We next see Bobby incongruously dressed in a suit and wandering into a recording studio in Hollywood. He is here to see his sister, Partita, an eccentric classical pianist (modeled on Glen Gould) whose presence immediately starts filling in gaps of our understanding of who this man really is. She tells him their father is ill and Bobby should visit. We come to understand that Bobby is from a family of musical prodigies, and that his relationship is fractured and removed from the reality he once lived. Bobby’s journey home to his family compound on a private island signals a change in tone and temperament for Five Easy Pieces as it changes from a study of characters to a character study. Once Bobby is back among the wealth, education, privilege and expectations of his family, his lifestyle choices, as depicted in the first half of the movie, become understandable. The Dupea family, including the mute, stroke-damaged patriarch represent everything the 60’s rebelled against: pompous, over-bred, classist creeps, impotent in their achievement, yet certain they are above it all. Bobby sets his sights on his brother’s girlfriend Catherine (Susan Anspach) and seduces her in an uncomfortable clash of cultures that signals a final break within the family. In the pivotal scene of the movie, Bobby pours his heart out to his unspeaking father. He breaks down and shares his feelings of worthlessness and regret. It is the single greatest moment of Jack Nicholson’s career and one of the most affecting scenes in all of American cinema. It is hard to imagine a person in post-euphoric America who would not be affected by this moment.

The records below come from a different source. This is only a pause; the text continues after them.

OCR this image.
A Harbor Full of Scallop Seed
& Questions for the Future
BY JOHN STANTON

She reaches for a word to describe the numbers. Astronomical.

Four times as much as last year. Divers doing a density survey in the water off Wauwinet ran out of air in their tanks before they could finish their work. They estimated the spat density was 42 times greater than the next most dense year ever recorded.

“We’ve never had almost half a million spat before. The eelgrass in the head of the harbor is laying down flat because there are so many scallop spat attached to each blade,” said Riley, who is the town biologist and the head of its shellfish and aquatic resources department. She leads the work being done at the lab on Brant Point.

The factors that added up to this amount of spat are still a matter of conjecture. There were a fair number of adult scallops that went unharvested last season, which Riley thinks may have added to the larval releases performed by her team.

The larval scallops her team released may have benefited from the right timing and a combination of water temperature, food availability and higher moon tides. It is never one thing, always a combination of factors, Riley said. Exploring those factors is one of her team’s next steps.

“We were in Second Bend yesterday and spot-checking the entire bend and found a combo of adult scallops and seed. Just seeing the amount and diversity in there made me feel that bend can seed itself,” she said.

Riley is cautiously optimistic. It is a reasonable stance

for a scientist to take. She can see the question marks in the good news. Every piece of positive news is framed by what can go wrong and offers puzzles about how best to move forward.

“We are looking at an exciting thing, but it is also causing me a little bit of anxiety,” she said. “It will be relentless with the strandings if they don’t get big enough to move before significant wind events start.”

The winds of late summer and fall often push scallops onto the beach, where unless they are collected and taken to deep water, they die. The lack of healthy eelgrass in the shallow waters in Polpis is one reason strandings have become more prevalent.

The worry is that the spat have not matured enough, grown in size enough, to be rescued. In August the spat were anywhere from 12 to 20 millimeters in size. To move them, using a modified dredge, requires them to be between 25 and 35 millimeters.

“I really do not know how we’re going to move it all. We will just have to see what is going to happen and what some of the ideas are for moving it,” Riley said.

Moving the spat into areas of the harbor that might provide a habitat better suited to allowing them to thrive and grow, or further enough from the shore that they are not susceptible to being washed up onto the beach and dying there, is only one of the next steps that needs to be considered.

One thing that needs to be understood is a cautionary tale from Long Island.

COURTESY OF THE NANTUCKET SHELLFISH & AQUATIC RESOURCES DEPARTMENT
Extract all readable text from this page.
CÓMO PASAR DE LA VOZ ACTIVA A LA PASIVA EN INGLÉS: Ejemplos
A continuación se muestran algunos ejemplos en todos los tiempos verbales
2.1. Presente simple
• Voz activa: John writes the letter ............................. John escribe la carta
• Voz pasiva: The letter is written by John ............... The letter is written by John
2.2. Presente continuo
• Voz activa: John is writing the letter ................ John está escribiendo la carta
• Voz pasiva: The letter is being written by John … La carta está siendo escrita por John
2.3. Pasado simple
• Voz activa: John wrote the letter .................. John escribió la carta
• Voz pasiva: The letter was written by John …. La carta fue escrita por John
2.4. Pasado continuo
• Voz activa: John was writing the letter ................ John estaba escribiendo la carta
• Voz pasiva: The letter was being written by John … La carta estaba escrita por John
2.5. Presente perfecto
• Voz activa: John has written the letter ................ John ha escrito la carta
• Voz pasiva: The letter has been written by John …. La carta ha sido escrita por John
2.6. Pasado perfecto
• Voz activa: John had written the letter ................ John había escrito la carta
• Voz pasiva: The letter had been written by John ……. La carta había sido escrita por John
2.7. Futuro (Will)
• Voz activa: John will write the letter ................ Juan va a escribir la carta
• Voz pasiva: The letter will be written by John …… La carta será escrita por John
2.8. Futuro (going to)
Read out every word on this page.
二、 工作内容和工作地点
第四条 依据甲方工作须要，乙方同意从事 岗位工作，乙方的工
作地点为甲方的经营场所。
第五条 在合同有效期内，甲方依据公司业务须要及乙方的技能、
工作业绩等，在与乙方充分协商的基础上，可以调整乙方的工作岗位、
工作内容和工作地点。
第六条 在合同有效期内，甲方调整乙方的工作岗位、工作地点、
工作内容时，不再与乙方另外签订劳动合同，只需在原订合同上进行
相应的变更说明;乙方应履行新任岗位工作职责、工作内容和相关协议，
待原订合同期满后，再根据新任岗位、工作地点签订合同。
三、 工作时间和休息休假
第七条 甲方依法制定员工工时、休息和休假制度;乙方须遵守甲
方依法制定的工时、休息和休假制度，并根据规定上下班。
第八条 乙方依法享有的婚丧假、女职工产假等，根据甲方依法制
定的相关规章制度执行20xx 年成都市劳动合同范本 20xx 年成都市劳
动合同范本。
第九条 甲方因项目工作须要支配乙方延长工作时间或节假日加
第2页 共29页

This masterful scene illustrates the moment in every young person’s life when artifice and swagger turn to actual emotion.

As the movie comes to its conclusion, Bobby introduces Rayette to his family, including Catherine, and the difference between the two women is as stark as the two lives they live.  It is Bobby’s discontent that cuts through both of them with stinging realism - both sides are broadly drawn to the point of being caricatures, with Bobby being the believable “everyman.” Bobby’s experience implies that there was no answer to American life - the tradition of European-style intellectualism was ultimately as hollow as working in the oil fields to Bobby. The schism between 60’s and 70’s intellectuals and the common man was gulfed with expectation and disappointment.

Five Easy Pieces is much more than its plot indicates. In a way it is a turning point for American cinema and national self-reflection. The reality is that American life is simultaneously a rich and beautiful panoply as well as being totally dead at its core. It is Bobby’s internal struggle that has the most relevance to me. The scenes that have the most cultural resonance are disposable (the famous luncheonette scene); rather the heart of the movie rests in Nicholson’s quiet and understated portrayal of a man with depth, and his rejection of that depth for what he considers a “real” existence. It ultimately points to the hollowness of ALL American life. The film ends with Bobby once again running out on his responsibilities and leaving it all behind in an existential turning away from all expectation in modern society - free to be a drifter - yet shackled to his own sense of failure and meaninglessness. With nearly fifty years of American experience since this film was made, its enigmatic message feels more relevant than ever.